Furto d’identità, phishing e mail trappola. In una parola le intramontabili truffe online che sono tantissime e molto più pericolose di quanto non si creda. Nonostante l’azione svolta dalla Polizia Postale, è molto difficile riuscire a tutelarsi dalle insidie di questi criminali del web. Nel 2018 sono state 3.355 le persone denunciate, 39 quelle arrestate, 22.687 gli spazi virtuali sequestrati. E’ il caso, per esempio, delle frodi assicurative con la commercializzazione di false polizze su portali non autorizzati. Oltre 160.000 le segnalazioni di truffe o di tentativi andati male. Nel 2018 sono riusciti addirittura a entrare in 500mila caselle di Posta elettronica certificata (Pec) di cui 98mila appartenenti alla pubblica amministrazione. “I ministeri dell’Interno, della Giustizia, dello Sviluppo Economico e altri enti pubblici sono stati recentemente sotto attacco e nel mirino dei criminali ci sono finite le caselle di posta elettronica certificata” dice all’AdnKronos Umberto Rapetto, generale Gdf in congedo, già comandante del GAT Nucleo Speciale Frodi Telematiche, giornalista, scrittore e docente universitario.
“Se pensiamo che la Pec equivale alla corrispondenza ‘raccomandata’ e che viene utilizzata – ad esempio – da magistrati e polizia giudiziaria per lo scambio di comunicazioni riservatissime (pensiamo banalmente a indagini in corso) è facile rendersi conto che il furto delle credenziali di accesso alle mail certificate del ministero della Giustizia apre scenari inquietanti”.
Per Rapetto “se ne è parlato poco nonostante si sia trattato di un evento di estrema drammaticità“. Le parole chiave di quelle caselle di posta, avverte, “possono aver spalancato le porte blindate virtuali che custodivano segreti particolarmente appetibili per il crimine organizzato”. I pirati informatici al soldo di chissà quale committente possono aver letto, copiato, cancellato documenti sensibili e la cosa è passata quasi inosservata”.
Truffe e frodi sembrano rispettare le tradizioni, spiega, e cambiano sempre poco, così come non cambiano i soggetti che, pur avvisati, continuano a cadere in trappola. “Acquisti incauti sono all’ordine del giorno nonostante da anni si continui a ripetere di non lasciarsi ingannare da prezzi eccessivamente bassi e sovente fin troppo incredibili”. A trarre in inganno è “l’illusione dell”affare della propria vita’ o della ‘occasione che non può andare perduta’” ed è l’innesco di tante fregature di cui finiscono vittime le persone più diverse.
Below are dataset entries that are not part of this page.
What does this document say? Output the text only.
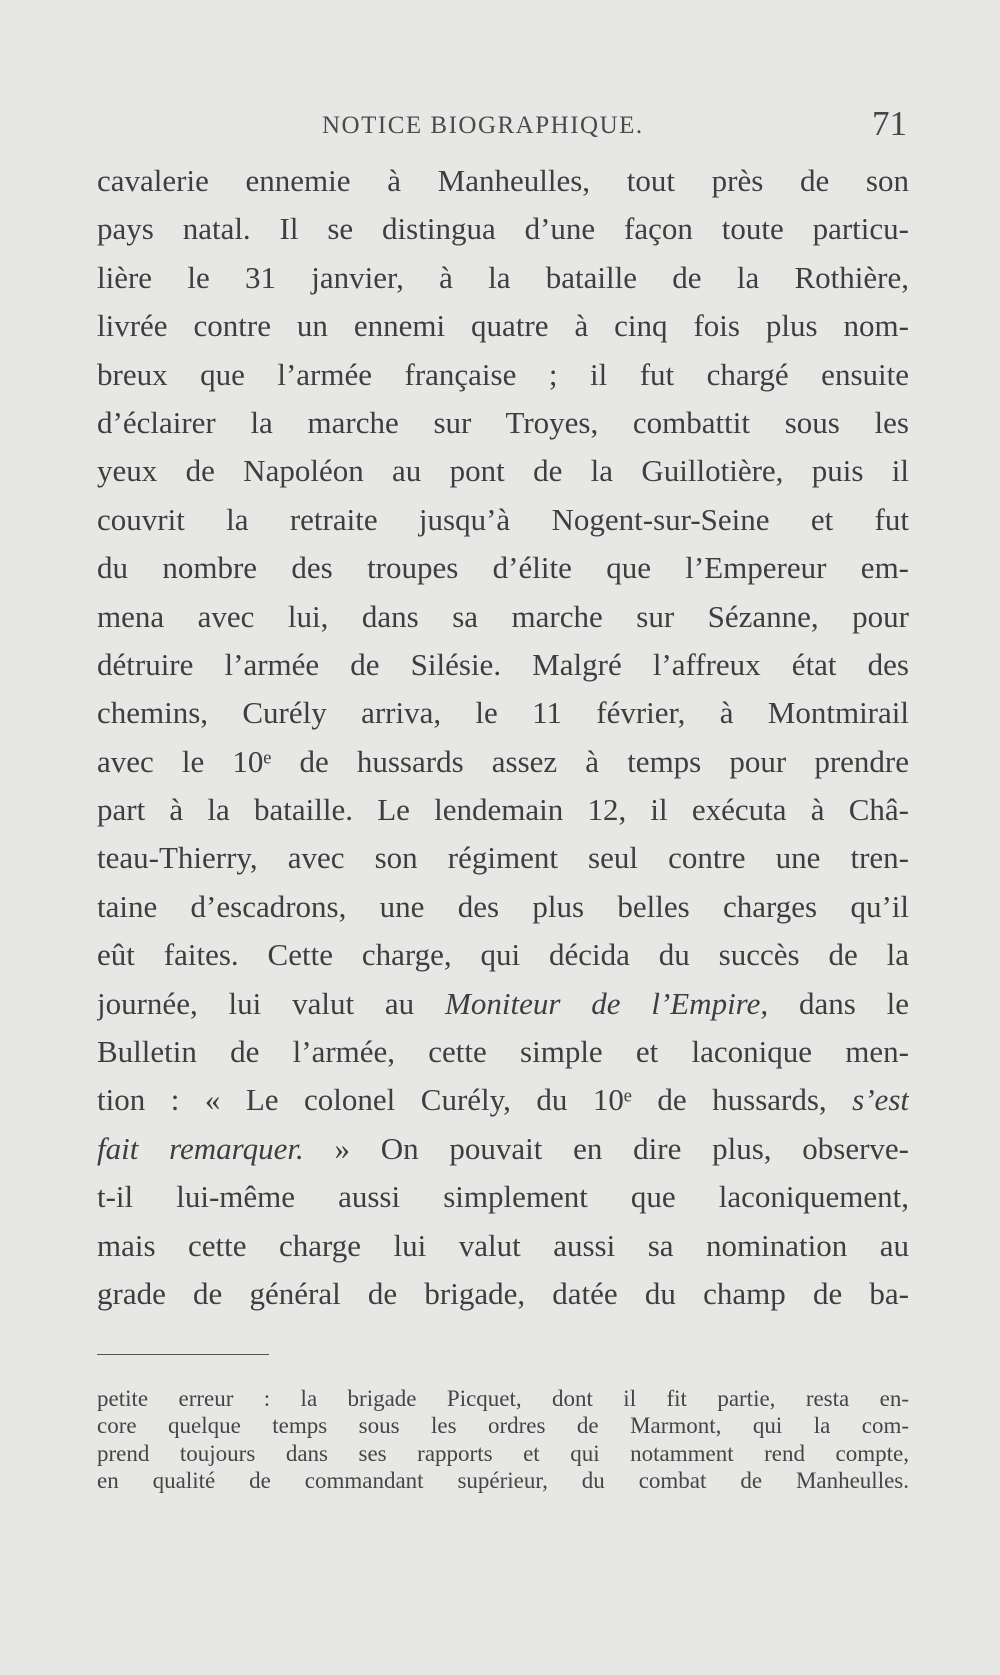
NOTICE BIOGRAPHIQUE.	71
cavalerie ennemie à Manheulles, tout près de son
pays natal. Il se distingua d’une façon toute particu-
lière le 31 janvier, à la bataille de la Rothière,
livrée contre un ennemi quatre à cinq fois plus nom-
breux que l’armée française ; il fut chargé ensuite
d’éclairer la marche sur Troyes, combattit sous les
yeux de Napoléon au pont de la Guillotière, puis il
couvrit la retraite jusqu’à Nogent-sur-Seine et fut
du nombre des troupes d’élite que l’Empereur em-
mena avec lui, dans sa marche sur Sézanne, pour
détruire l’armée de Silésie. Malgré l’affreux état des
chemins, Curély arriva, le 11 février, à Montmirail
avec le 10ᵉ de hussards assez à temps pour prendre
part à la bataille. Le lendemain 12, il exécuta à Châ-
teau-Thierry, avec son régiment seul contre une tren-
taine d’escadrons, une des plus belles charges qu’il
eût faites. Cette charge, qui décida du succès de la
journée, lui valut au Moniteur de l’Empire, dans le
Bulletin de l’armée, cette simple et laconique men-
tion : « Le colonel Curély, du 10ᵉ de hussards, s’est
fait remarquer. » On pouvait en dire plus, observe-
t-il lui-même aussi simplement que laconiquement,
mais cette charge lui valut aussi sa nomination au
grade de général de brigade, datée du champ de ba-
petite erreur : la brigade Picquet, dont il fit partie, resta en-
core quelque temps sous les ordres de Marmont, qui la com-
prend toujours dans ses rapports et qui notamment rend compte,
en qualité de commandant supérieur, du combat de Manheulles.
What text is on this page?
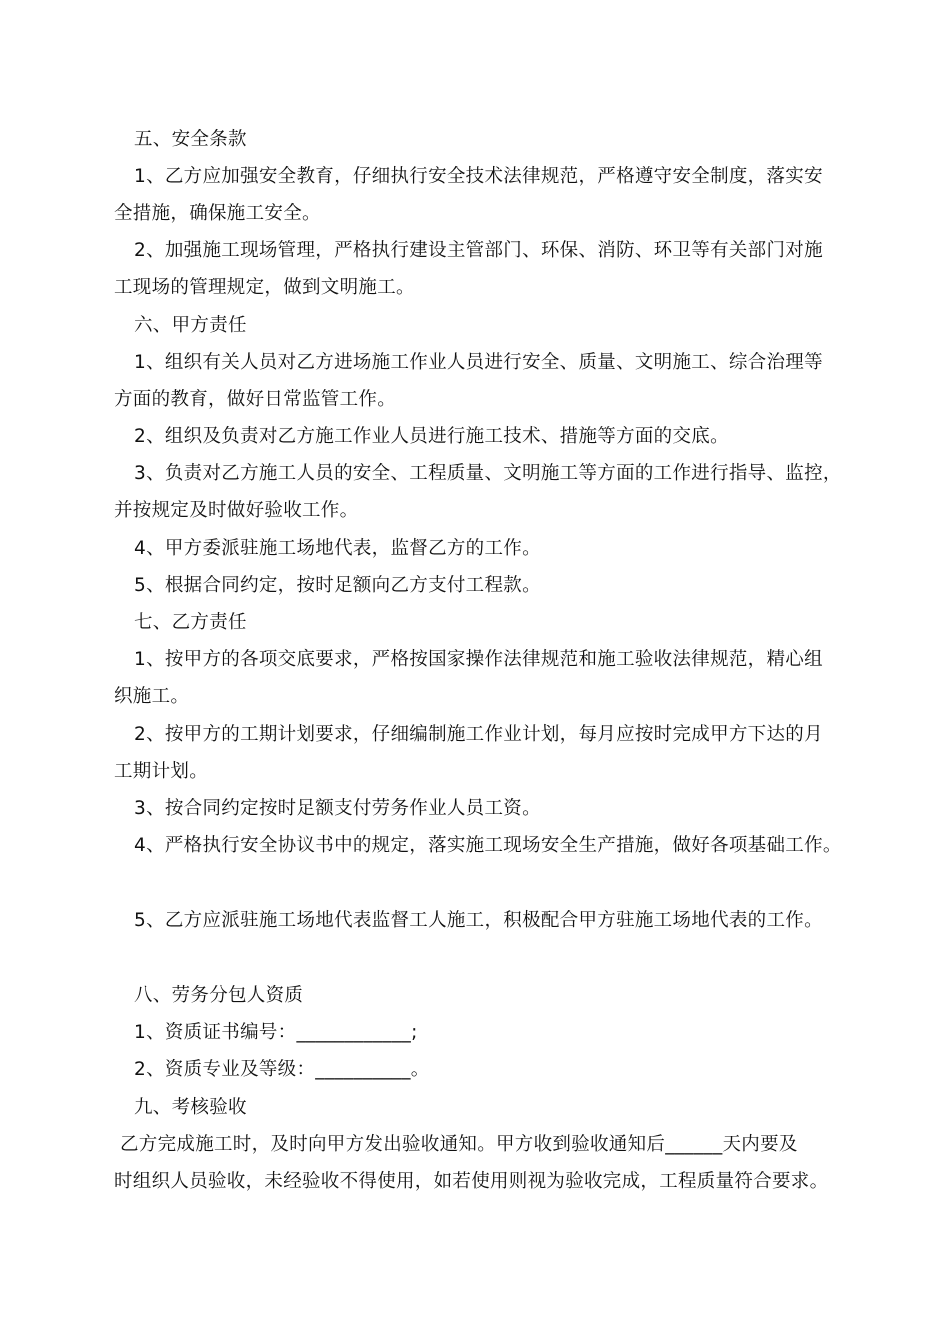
五、安全条款
1、乙方应加强安全教育，仔细执行安全技术法律规范，严格遵守安全制度，落实安
全措施，确保施工安全。
2、加强施工现场管理，严格执行建设主管部门、环保、消防、环卫等有关部门对施
工现场的管理规定，做到文明施工。
六、甲方责任
1、组织有关人员对乙方进场施工作业人员进行安全、质量、文明施工、综合治理等
方面的教育，做好日常监管工作。
2、组织及负责对乙方施工作业人员进行施工技术、措施等方面的交底。
3、负责对乙方施工人员的安全、工程质量、文明施工等方面的工作进行指导、监控，
并按规定及时做好验收工作。
4、甲方委派驻施工场地代表，监督乙方的工作。
5、根据合同约定，按时足额向乙方支付工程款。
七、乙方责任
1、按甲方的各项交底要求，严格按国家操作法律规范和施工验收法律规范，精心组
织施工。
2、按甲方的工期计划要求，仔细编制施工作业计划，每月应按时完成甲方下达的月
工期计划。
3、按合同约定按时足额支付劳务作业人员工资。
4、严格执行安全协议书中的规定，落实施工现场安全生产措施，做好各项基础工作。
5、乙方应派驻施工场地代表监督工人施工，积极配合甲方驻施工场地代表的工作。
八、劳务分包人资质
1、资质证书编号：____________;
2、资质专业及等级：__________。
九、考核验收
乙方完成施工时，及时向甲方发出验收通知。甲方收到验收通知后______天内要及
时组织人员验收，未经验收不得使用，如若使用则视为验收完成，工程质量符合要求。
A differenza di quanto si possa pensare le più pericolose non sono, però, quelle in cui ti rubano dei soldi. “L’inganno che tocca il portafogli (o la carta di credito) reca danni facilmente quantificabili – spiega l’esperto -, ma a mettere più paura sono quei crimini che non hanno solo risvolti economici o finanziari, ma che pongono a rischio i diritti fondamentali dei cittadini. Il furto di identità e la conseguente sostituzione di persona può creare problemi ad ampio spettro: chi agisce in nome e per conto di un utente ignaro di quel che sta succedendo può determinare situazioni difficilmente risolvibili e spesso destinate ad avere strascichi infiniti”.
In pratica il criminale ti sta ‘rubando la vita’, compiendo “azioni che determinano responsabilità civili e penali e non di rado compromettono seriamente l’esistenza di chi si è visto scippare dati personali e foto, banalmente pubblicate su qualche profilo social”.
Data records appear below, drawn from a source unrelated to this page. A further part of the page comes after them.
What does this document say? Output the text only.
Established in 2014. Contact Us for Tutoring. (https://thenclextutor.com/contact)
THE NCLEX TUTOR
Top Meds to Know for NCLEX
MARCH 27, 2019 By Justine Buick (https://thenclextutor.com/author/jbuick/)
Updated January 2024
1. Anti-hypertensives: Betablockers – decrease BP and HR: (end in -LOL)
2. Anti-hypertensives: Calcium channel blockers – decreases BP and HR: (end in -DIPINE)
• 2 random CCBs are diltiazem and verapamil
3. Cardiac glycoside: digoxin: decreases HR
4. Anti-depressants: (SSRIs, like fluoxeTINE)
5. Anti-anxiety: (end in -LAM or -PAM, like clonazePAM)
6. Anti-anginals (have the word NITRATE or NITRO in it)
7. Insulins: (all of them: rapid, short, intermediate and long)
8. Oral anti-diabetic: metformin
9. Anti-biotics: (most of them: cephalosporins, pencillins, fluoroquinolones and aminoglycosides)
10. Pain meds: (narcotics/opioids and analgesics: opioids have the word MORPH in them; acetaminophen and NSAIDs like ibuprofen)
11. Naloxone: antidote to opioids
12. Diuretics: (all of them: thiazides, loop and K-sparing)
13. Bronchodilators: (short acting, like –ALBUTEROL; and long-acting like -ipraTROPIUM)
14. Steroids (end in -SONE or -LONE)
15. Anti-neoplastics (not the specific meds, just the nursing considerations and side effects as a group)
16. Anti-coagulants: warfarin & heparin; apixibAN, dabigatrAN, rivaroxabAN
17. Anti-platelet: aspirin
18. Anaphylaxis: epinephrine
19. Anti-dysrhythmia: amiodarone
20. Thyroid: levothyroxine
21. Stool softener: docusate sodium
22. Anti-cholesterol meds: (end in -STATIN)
I regali si comprano sempre più con l’e-commerce. Nel 2018 in Italia, spiegano dall’Osservatorio eCommerce B2c Netcomm del Politecnico di Milano, ha superato i 27,4 miliardi di euro con un aumento del 16% rispetto al 2017. La crescita del mercato in valore assoluto, pari a 3,8 miliardi di euro, è stata la più alta di sempre. Il pacco ti arriva comodamente a casa e i vantaggi sono tanti se non ti fai prendere dalla fretta e sai come tutelarti. Per prima cosa, suggerisce Rapetto, “documentarsi e leggere le condizioni di vendita e di pagamento”. “Non fidarsi”, poi, “di certi prezzi sbalorditivi” perché “nessuno regala niente”.
E’ buona norma, quindi, “sincerarsi sempre dell’affidabilità del venditore online”. Il trucco? “Senza essere investigatori esperti, basta digitare su Google o un altro motore di ricerca il nome del negozio online e abbinare la parola ‘truffa’: potrebbe apparire qualche link che porta a scoprire brutte esperienze o ‘bidoni’, consentendo di evitare di essere proprio noi la loro prossima vittima”.
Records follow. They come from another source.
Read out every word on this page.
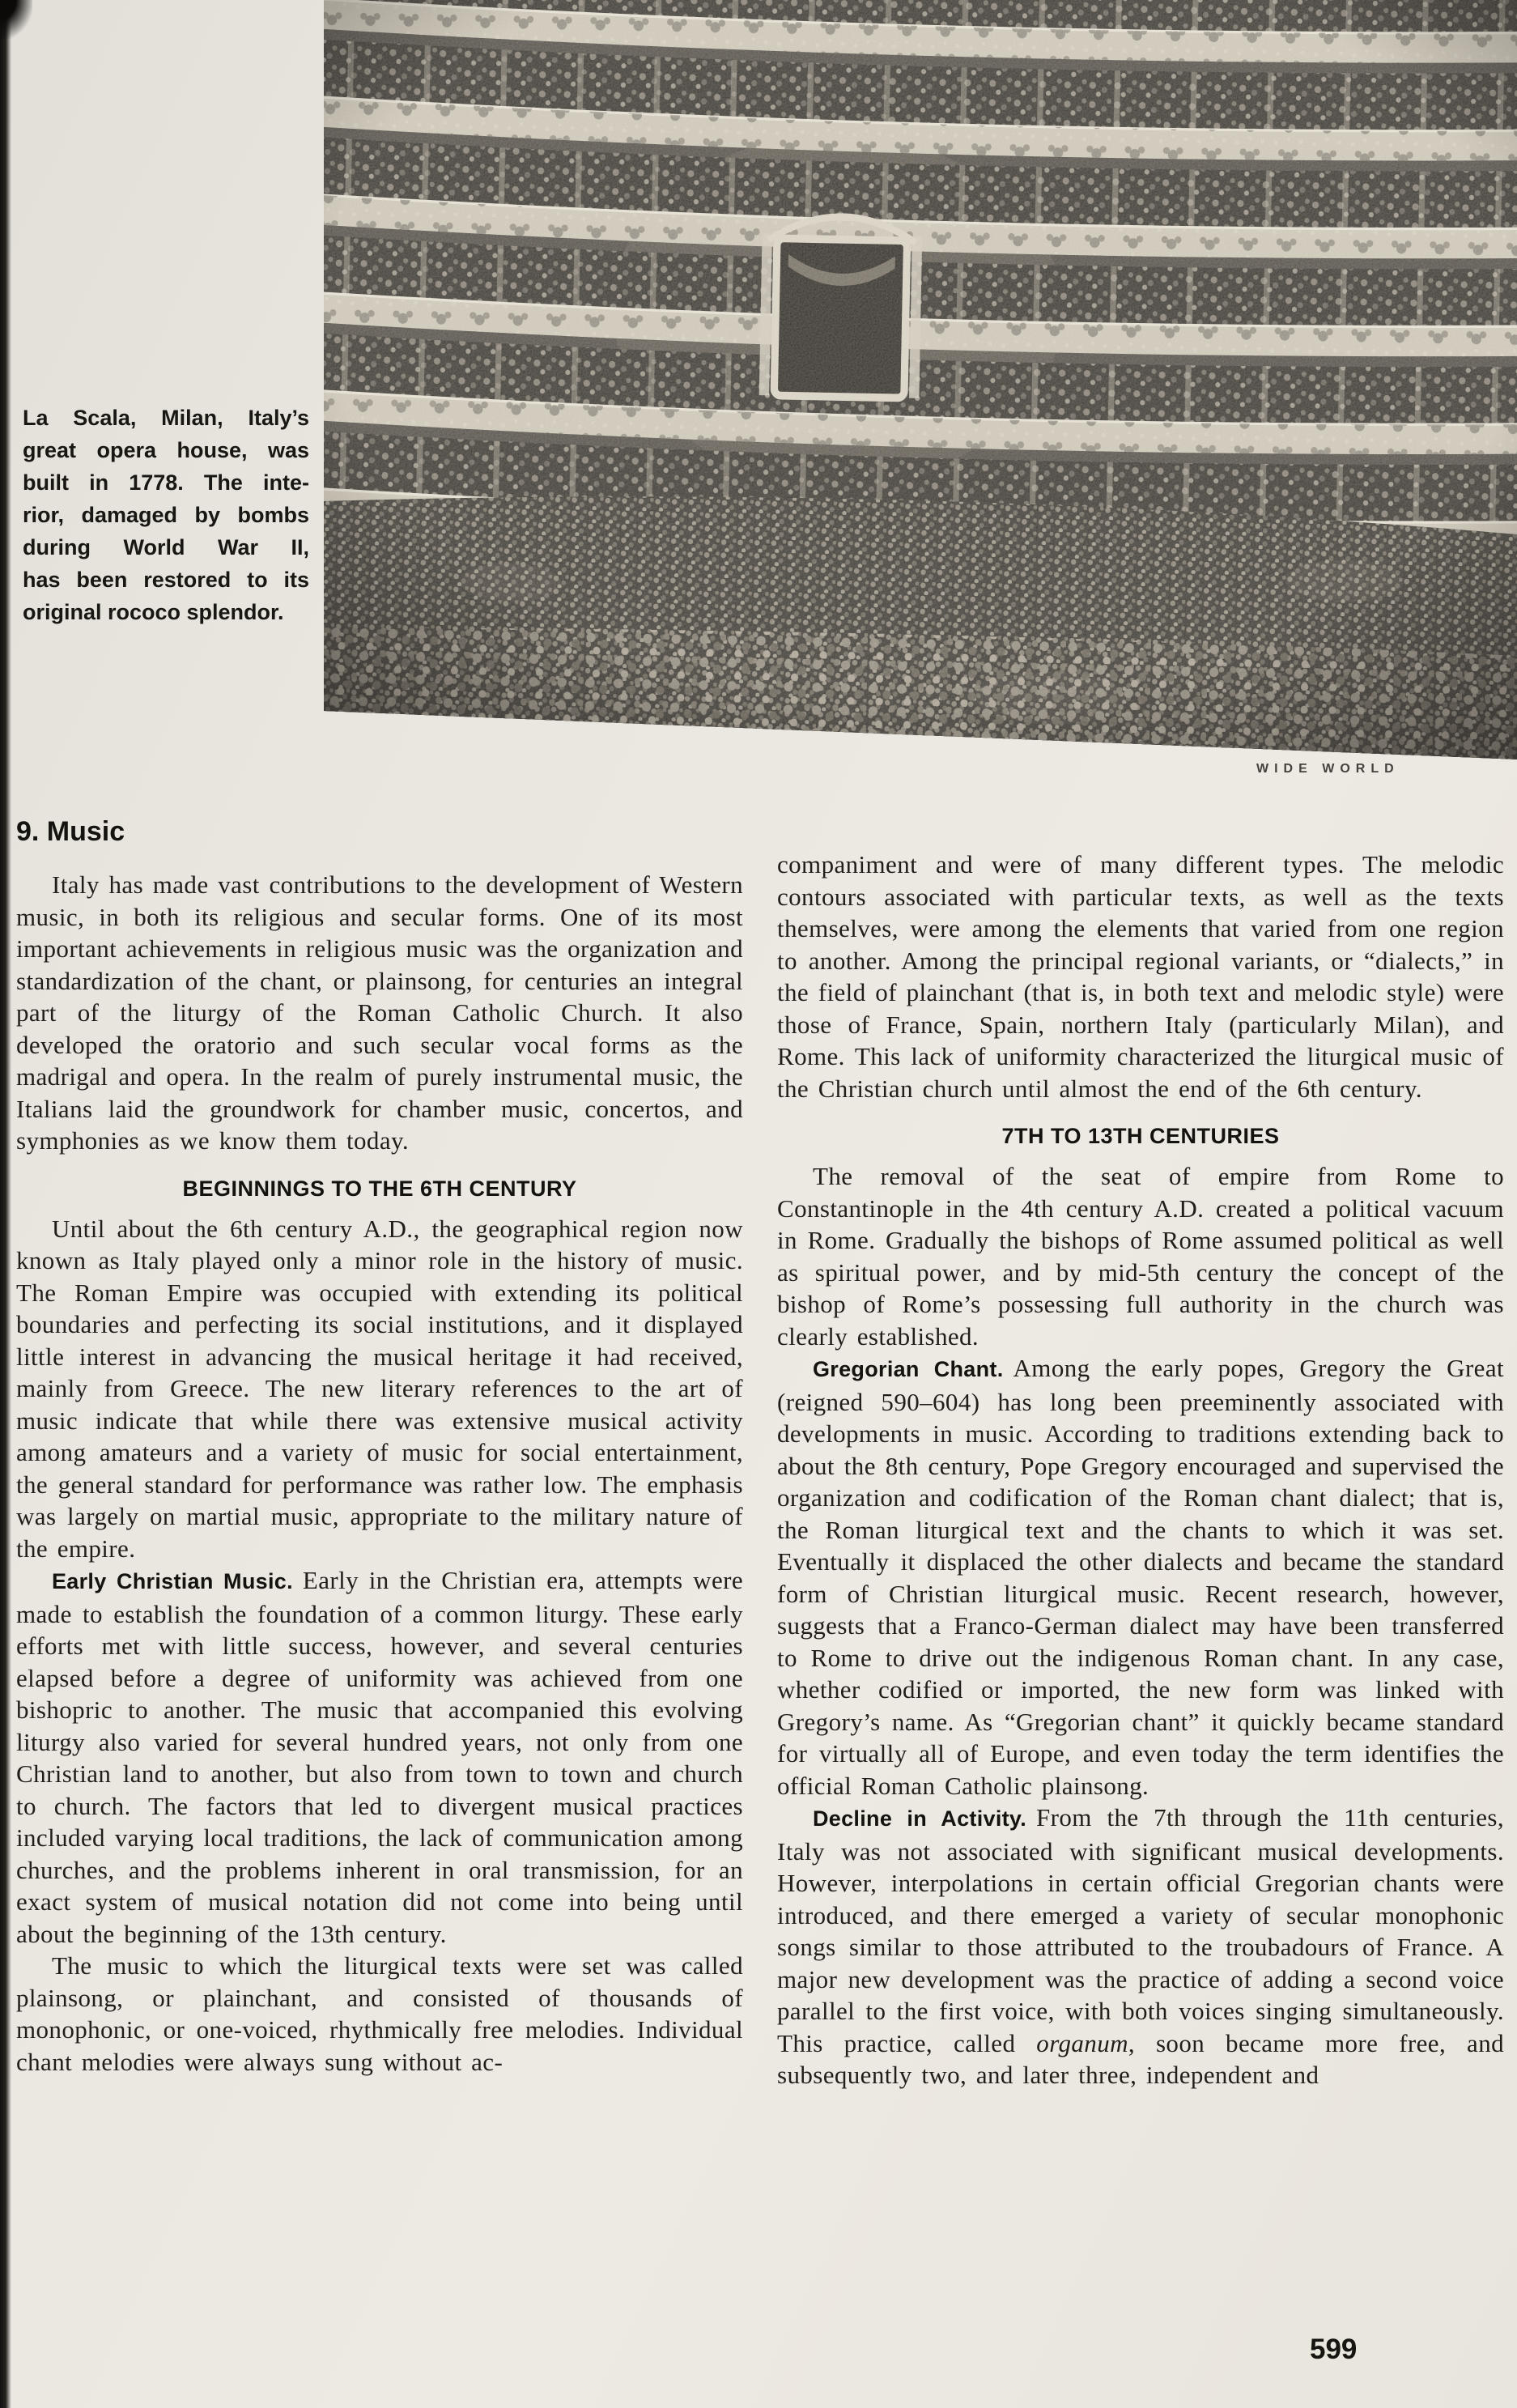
La Scala, Milan, Italy’s
great opera house, was
built in 1778. The inte-
rior, damaged by bombs
during World War II,
has been restored to its
original rococo splendor.
WIDE WORLD
9. Music

Italy has made vast contributions to the development of Western music, in both its religious and secular forms. One of its most important achievements in religious music was the organization and standardization of the chant, or plainsong, for centuries an integral part of the liturgy of the Roman Catholic Church. It also developed the oratorio and such secular vocal forms as the madrigal and opera. In the realm of purely instrumental music, the Italians laid the groundwork for chamber music, concertos, and symphonies as we know them today.

BEGINNINGS TO THE 6TH CENTURY

Until about the 6th century A.D., the geographical region now known as Italy played only a minor role in the history of music. The Roman Empire was occupied with extending its political boundaries and perfecting its social institutions, and it displayed little interest in advancing the musical heritage it had received, mainly from Greece. The new literary references to the art of music indicate that while there was extensive musical activity among amateurs and a variety of music for social entertainment, the general standard for performance was rather low. The emphasis was largely on martial music, appropriate to the military nature of the empire.

Early Christian Music. Early in the Christian era, attempts were made to establish the foundation of a common liturgy. These early efforts met with little success, however, and several centuries elapsed before a degree of uniformity was achieved from one bishopric to another. The music that accompanied this evolving liturgy also varied for several hundred years, not only from one Christian land to another, but also from town to town and church to church. The factors that led to divergent musical practices included varying local traditions, the lack of communication among churches, and the problems inherent in oral transmission, for an exact system of musical notation did not come into being until about the beginning of the 13th century.

The music to which the liturgical texts were set was called plainsong, or plainchant, and consisted of thousands of monophonic, or one-voiced, rhythmically free melodies. Individual chant melodies were always sung without ac-

companiment and were of many different types. The melodic contours associated with particular texts, as well as the texts themselves, were among the elements that varied from one region to another. Among the principal regional variants, or “dialects,” in the field of plainchant (that is, in both text and melodic style) were those of France, Spain, northern Italy (particularly Milan), and Rome. This lack of uniformity characterized the liturgical music of the Christian church until almost the end of the 6th century.

7TH TO 13TH CENTURIES

The removal of the seat of empire from Rome to Constantinople in the 4th century A.D. created a political vacuum in Rome. Gradually the bishops of Rome assumed political as well as spiritual power, and by mid-5th century the concept of the bishop of Rome’s possessing full authority in the church was clearly established.

Gregorian Chant. Among the early popes, Gregory the Great (reigned 590–604) has long been preeminently associated with developments in music. According to traditions extending back to about the 8th century, Pope Gregory encouraged and supervised the organization and codification of the Roman chant dialect; that is, the Roman liturgical text and the chants to which it was set. Eventually it displaced the other dialects and became the standard form of Christian liturgical music. Recent research, however, suggests that a Franco-German dialect may have been transferred to Rome to drive out the indigenous Roman chant. In any case, whether codified or imported, the new form was linked with Gregory’s name. As “Gregorian chant” it quickly became standard for virtually all of Europe, and even today the term identifies the official Roman Catholic plainsong.

Decline in Activity. From the 7th through the 11th centuries, Italy was not associated with significant musical developments. However, interpolations in certain official Gregorian chants were introduced, and there emerged a variety of secular monophonic songs similar to those attributed to the troubadours of France. A major new development was the practice of adding a second voice parallel to the first voice, with both voices singing simultaneously. This practice, called organum, soon became more free, and subsequently two, and later three, independent and

599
Occhio anche, infine, al cosiddetto financial cybercrime. Tra i più astuti sistemi di attacco c’è la cosiddetta truffa dell’Iban. Lo abbiamo raccontato a gennaio del 2018, il caso di Andrea, titolare di una concessionaria nel viterbese. “Mi è arrivata la mail di una signora con cui stavo trattando, che mi dava il benestare per il pagamento, chiedendomi di saldare subito la cifra pattuita per acquistare l’auto full-optional – spiegava -. Ero contento. Sono andato subito in banca allo sportello per fare un bonifico urgente”.
Andrea aveva fretta di concludere l’affare il prima possibile. Sembrava tutto fatto ma, si legge sulla denuncia alla Polizia Postale, “non avendo ricevuto l’accredito” il giorno dopo la signora l’ha chiamato. “Che è successo? Mi ha chiesto e lì sono caduto dalle nuvole” dice il titolare del concessionario. L’Iban non era quello della concessionaria, che vendeva la vettura, ma di un conto intestato a una banca online di Milano. Se Iban e beneficiario non coincidono, spiega Andrea, che ormai è diventato un esperto, “è il primo ad avere la meglio e i soldi vengono versati”. “In pratica erano entrati nella mia posta e mi avevano cambiato non uno, ma tutti gli Iban dei miei fornitori. Possiamo anche dire che mi è andata bene, tra virgolette, perché ho fatto solo un bonifico e, poi, me ne sono accorto. Per lavoro ne faccio molti di più, ogni giorno”.
Una storia di inizio anno che, per fortuna come molte altre, è finita bene. “Mi hanno ridato i soldi, ma quelli di altri malcapitati, mi hanno spiegato dalla Polizia Postale – ha raccontato Andrea dopo il calvario di un mese – sono stati prelevati dal ‘money mule’, un prestanome, pagato per ritirarli e portarli via in verso Paesi extraeuropei, di solito Cina, Taiwan e Hong Kong”.